I hear this a lot from my patients most of them are in their 70s and 80s to which I respond, Explain what you mean by that phrase.
Some say they used to be able to walk a block or two before becoming short of breath.
Some feel tired upon waking up in the morning.
And some just dont have the energy to do the things they used to do.
Why We Get Tired
As we get older, a lot of changes happen to our bodies.

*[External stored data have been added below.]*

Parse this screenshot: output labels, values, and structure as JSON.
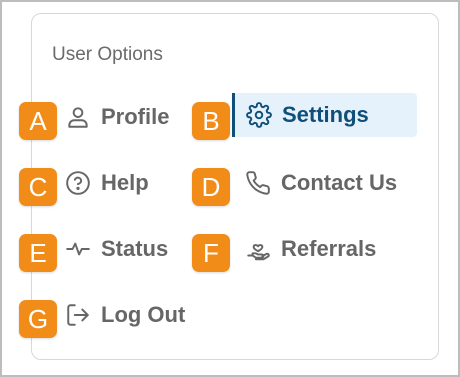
{
  "menu": {
    "heading": "User Options",
    "items": [
      {
        "label": "Profile",
        "icon": "user-icon",
        "badge": "A"
      },
      {
        "label": "Settings",
        "icon": "gear-icon",
        "badge": "B"
      },
      {
        "label": "Help",
        "icon": "question-circle-icon",
        "badge": "C"
      },
      {
        "label": "Contact Us",
        "icon": "phone-icon",
        "badge": "D"
      },
      {
        "label": "Status",
        "icon": "activity-icon",
        "badge": "E"
      },
      {
        "label": "Referrals",
        "icon": "hand-heart-icon",
        "badge": "F"
      },
      {
        "label": "Log Out",
        "icon": "logout-icon",
        "badge": "G"
      }
    ],
    "active_item": "Settings"
  },
  "colors": {
    "accent": "#0f4f7a",
    "active_background": "#e6f2fb",
    "badge": "#f28c18",
    "text": "#666666"
  }
}
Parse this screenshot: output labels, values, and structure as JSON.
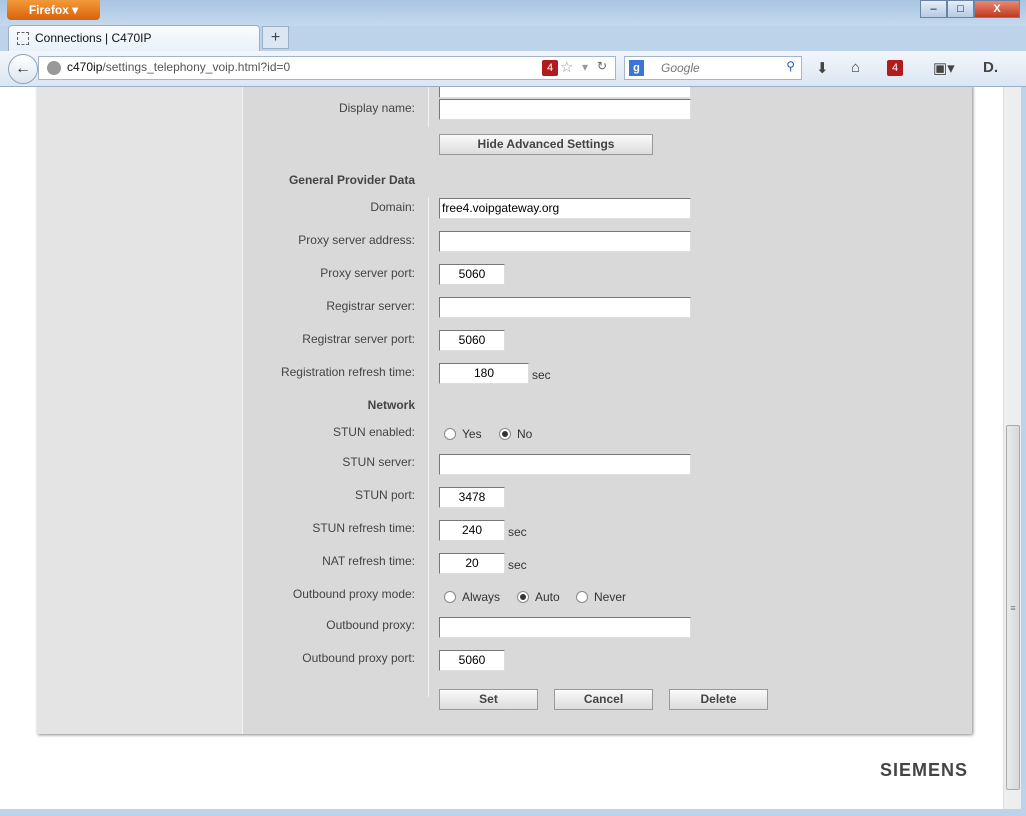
{
  "browser": {
    "menu_label": "Firefox",
    "tab_title": "Connections | C470IP",
    "url_host": "c470ip",
    "url_path": "/settings_telephony_voip.html?id=0",
    "badge": "4",
    "search_placeholder": "Google",
    "search_engine": "g"
  },
  "form": {
    "display_name_label": "Display name:",
    "display_name": "",
    "advanced_button": "Hide Advanced Settings",
    "general_section": "General Provider Data",
    "domain_label": "Domain:",
    "domain": "free4.voipgateway.org",
    "proxy_addr_label": "Proxy server address:",
    "proxy_addr": "",
    "proxy_port_label": "Proxy server port:",
    "proxy_port": "5060",
    "registrar_label": "Registrar server:",
    "registrar": "",
    "registrar_port_label": "Registrar server port:",
    "registrar_port": "5060",
    "reg_refresh_label": "Registration refresh time:",
    "reg_refresh": "180",
    "sec": "sec",
    "network_section": "Network",
    "stun_enabled_label": "STUN enabled:",
    "yes": "Yes",
    "no": "No",
    "stun_enabled": "No",
    "stun_server_label": "STUN server:",
    "stun_server": "",
    "stun_port_label": "STUN port:",
    "stun_port": "3478",
    "stun_refresh_label": "STUN refresh time:",
    "stun_refresh": "240",
    "nat_refresh_label": "NAT refresh time:",
    "nat_refresh": "20",
    "outbound_mode_label": "Outbound proxy mode:",
    "always": "Always",
    "auto": "Auto",
    "never": "Never",
    "outbound_mode": "Auto",
    "outbound_proxy_label": "Outbound proxy:",
    "outbound_proxy": "",
    "outbound_port_label": "Outbound proxy port:",
    "outbound_port": "5060",
    "set": "Set",
    "cancel": "Cancel",
    "delete": "Delete"
  },
  "brand": "SIEMENS"
}
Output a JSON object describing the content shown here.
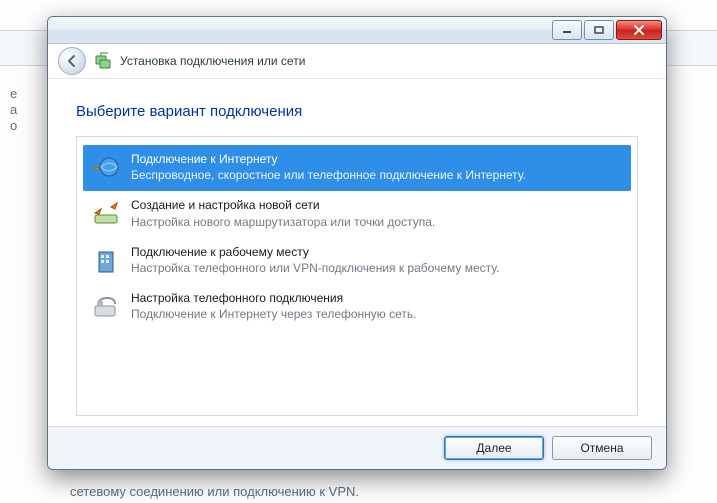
{
  "window": {
    "header_title": "Установка подключения или сети"
  },
  "body": {
    "instruction": "Выберите вариант подключения",
    "options": [
      {
        "title": "Подключение к Интернету",
        "desc": "Беспроводное, скоростное или телефонное подключение к Интернету.",
        "selected": true
      },
      {
        "title": "Создание и настройка новой сети",
        "desc": "Настройка нового маршрутизатора или точки доступа."
      },
      {
        "title": "Подключение к рабочему месту",
        "desc": "Настройка телефонного или VPN-подключения к рабочему месту."
      },
      {
        "title": "Настройка телефонного подключения",
        "desc": "Подключение к Интернету через телефонную сеть."
      }
    ]
  },
  "footer": {
    "next": "Далее",
    "cancel": "Отмена"
  },
  "background": {
    "txt_e": "е",
    "txt_a": "а",
    "txt_o": "о",
    "bottom": "сетевому соединению или подключению к VPN."
  }
}
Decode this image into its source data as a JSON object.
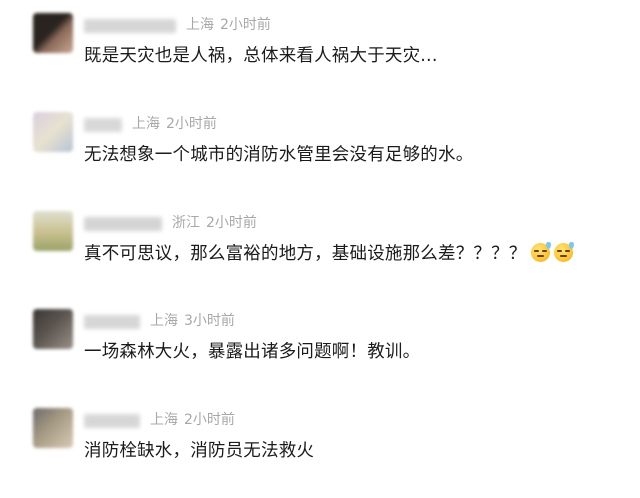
{
  "comments": [
    {
      "location": "上海",
      "time": "2小时前",
      "text": "既是天灾也是人祸，总体来看人祸大于天灾...",
      "avatar_colors": [
        "#2a2420",
        "#8a6a5a",
        "#c9a690"
      ]
    },
    {
      "location": "上海",
      "time": "2小时前",
      "text": "无法想象一个城市的消防水管里会没有足够的水。",
      "avatar_colors": [
        "#d9cfe0",
        "#e7e2cf",
        "#b9c3d6"
      ]
    },
    {
      "location": "浙江",
      "time": "2小时前",
      "text": "真不可思议，那么富裕的地方，基础设施那么差？？？？",
      "avatar_colors": [
        "#c9c08e",
        "#dfe0cf",
        "#9aa36a"
      ]
    },
    {
      "location": "上海",
      "time": "3小时前",
      "text": "一场森林大火，暴露出诸多问题啊！教训。",
      "avatar_colors": [
        "#3a3634",
        "#9a8f86",
        "#5b5550"
      ]
    },
    {
      "location": "上海",
      "time": "2小时前",
      "text": "消防栓缺水，消防员无法救火",
      "avatar_colors": [
        "#a69b84",
        "#d7cab5",
        "#6d6a6a"
      ]
    }
  ],
  "emoji": [
    "sweat-smile-emoji",
    "sweat-smile-emoji"
  ]
}
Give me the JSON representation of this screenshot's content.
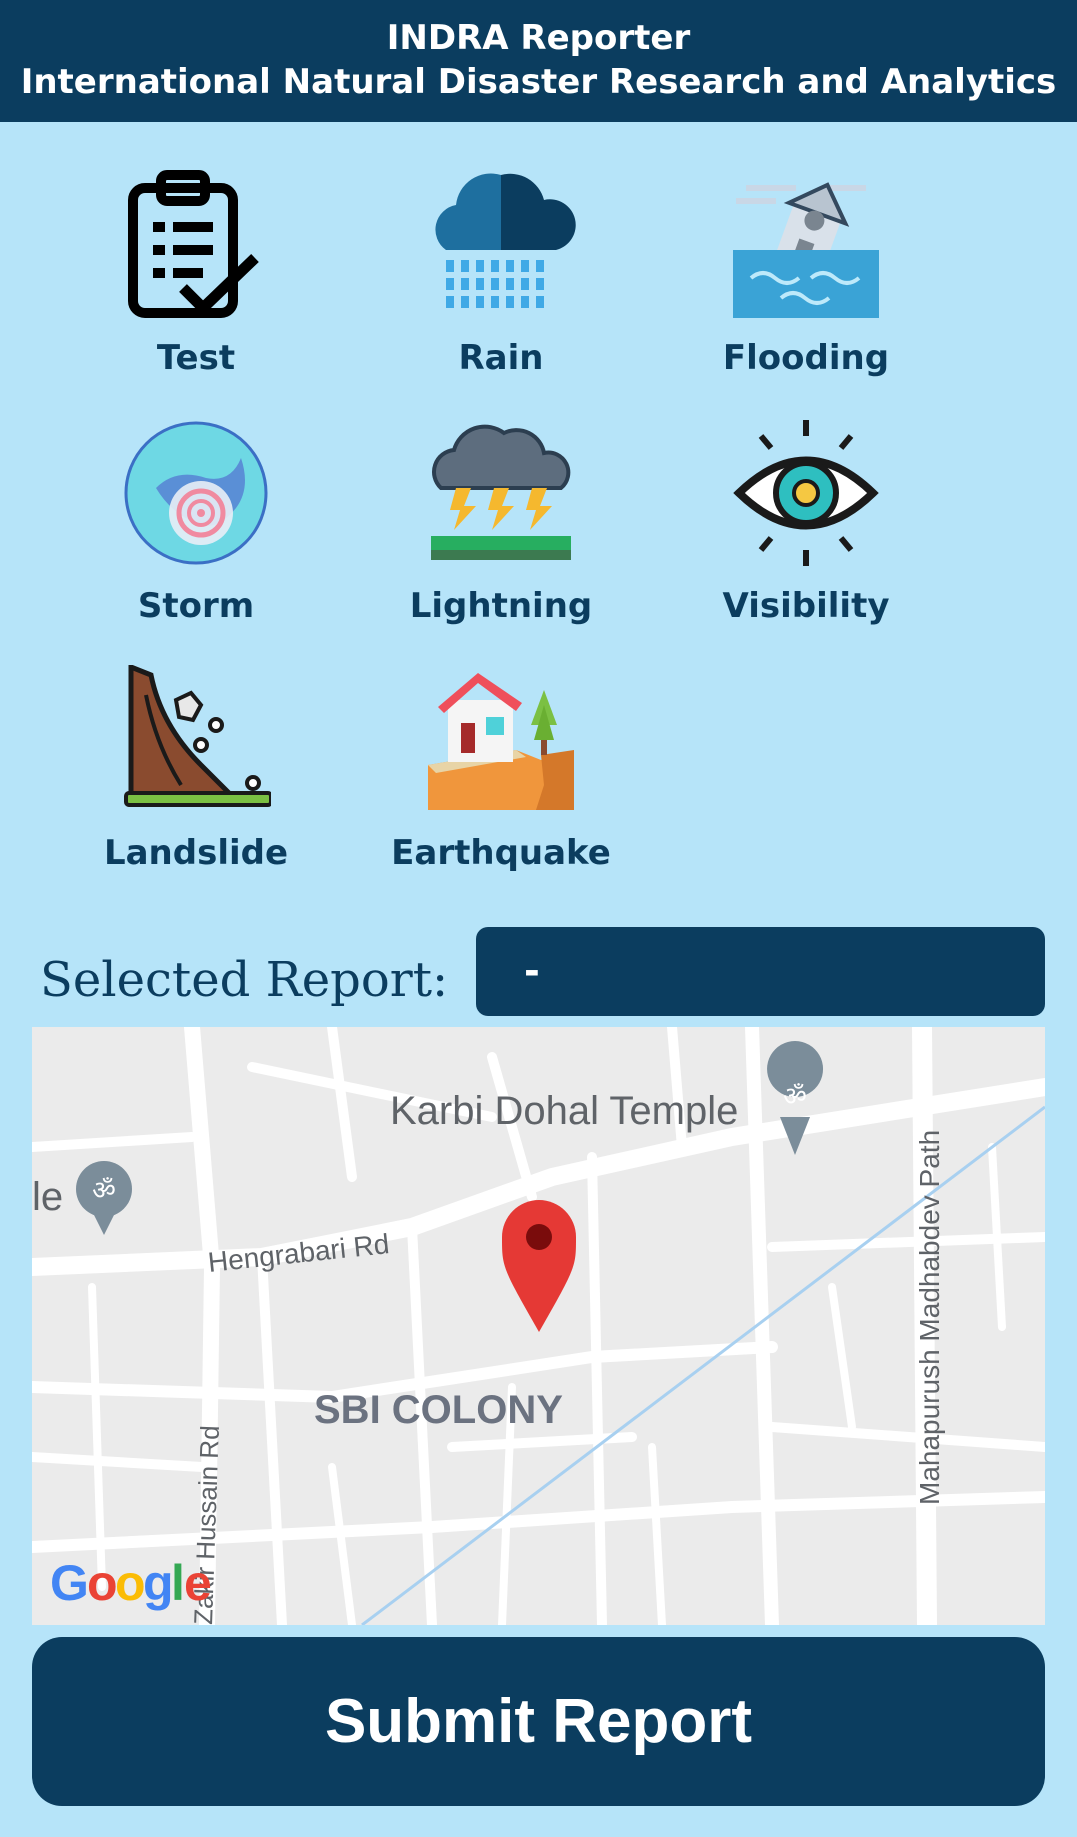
{
  "header": {
    "title": "INDRA Reporter",
    "subtitle": "International Natural Disaster Research and Analytics"
  },
  "reports": [
    {
      "label": "Test",
      "icon": "clipboard-check-icon"
    },
    {
      "label": "Rain",
      "icon": "rain-cloud-icon"
    },
    {
      "label": "Flooding",
      "icon": "flooded-house-icon"
    },
    {
      "label": "Storm",
      "icon": "cyclone-globe-icon"
    },
    {
      "label": "Lightning",
      "icon": "thunderstorm-icon"
    },
    {
      "label": "Visibility",
      "icon": "eye-icon"
    },
    {
      "label": "Landslide",
      "icon": "landslide-icon"
    },
    {
      "label": "Earthquake",
      "icon": "earthquake-house-icon"
    }
  ],
  "selected": {
    "label": "Selected Report:",
    "value": "-"
  },
  "map": {
    "places": {
      "temple": "Karbi Dohal Temple",
      "temple_left": "le",
      "road1": "Hengrabari Rd",
      "road2": "Zakir Hussain Rd",
      "road3": "Mahapurush Madhabdev Path",
      "area": "SBI COLONY"
    },
    "logo": "Google"
  },
  "submit_label": "Submit Report",
  "colors": {
    "primary": "#0b3d5f",
    "background": "#b6e4f9",
    "map_bg": "#ebebeb",
    "pin": "#e53935"
  }
}
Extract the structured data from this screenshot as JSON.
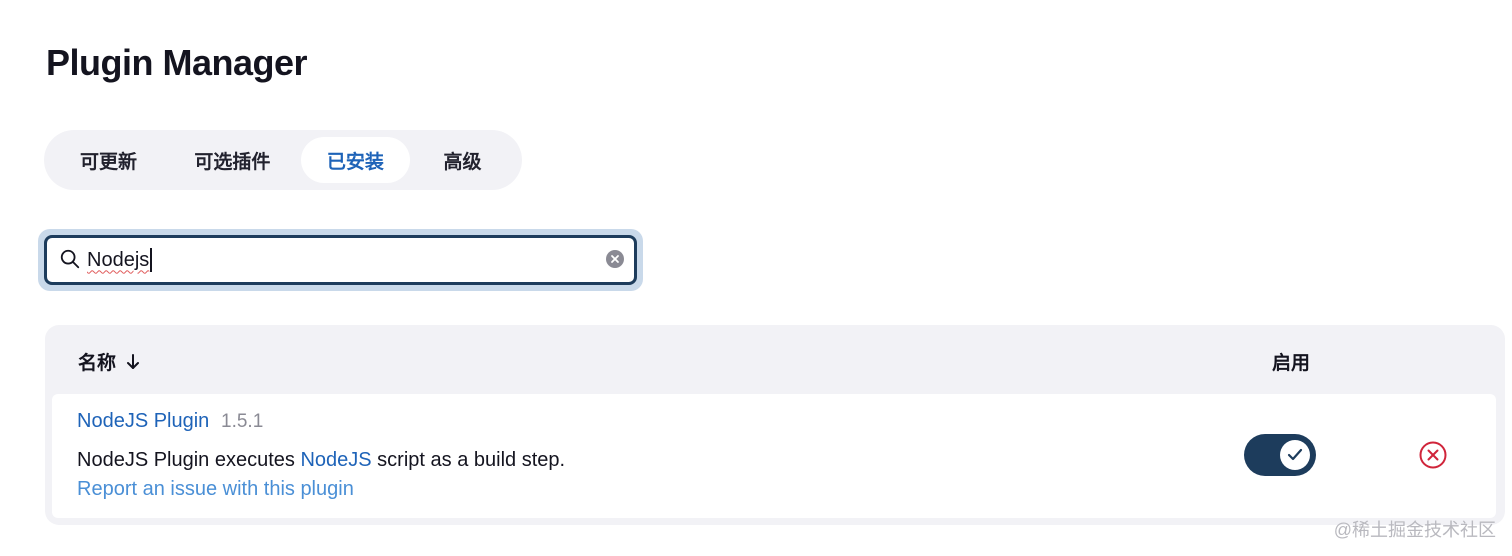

Its hard to associate the symptoms immediately to one system.
For example, the heart is responsible for sending oxygen to all parts of the body so organs can function properly.
As we age, the heart becomes bigger in size and pumps a little bit slower than before. The blood vessels become stiffer, making the heart work harder to push the blood out to other areas of the body.
All this extra effort by your heart can cause you to feel tired easily, even when you keep your activity level the same.
Another organ the thyroid gland can produce less of the hormone that aids metabolism, causing symptoms such as fatigue, delayed problem-solving and low energy.
Other reasons for feeling fatigued could be related to the medications that you take.
More often than not, medications to control blood pressure can affect your circulation, making you feel tired due to a lowered blood pressure and heart rate.
Some pain medicine can cause significant sedation that can mimic symptoms of fatigue.
Other medical conditions can present as fatigue.
How Do I Manage High Blood Pressure
Firstly you must improve your lifestyle by exercising more and reducing your salt intake.
Try to get out in the sun, as surprisingly sunlight plays a role in lowering your blood pressure.
Although its difficult, you also need to try not to sweat the small things.
Stress increases heart rate and causes blood vessels to narrow, raising blood pressure temporarily.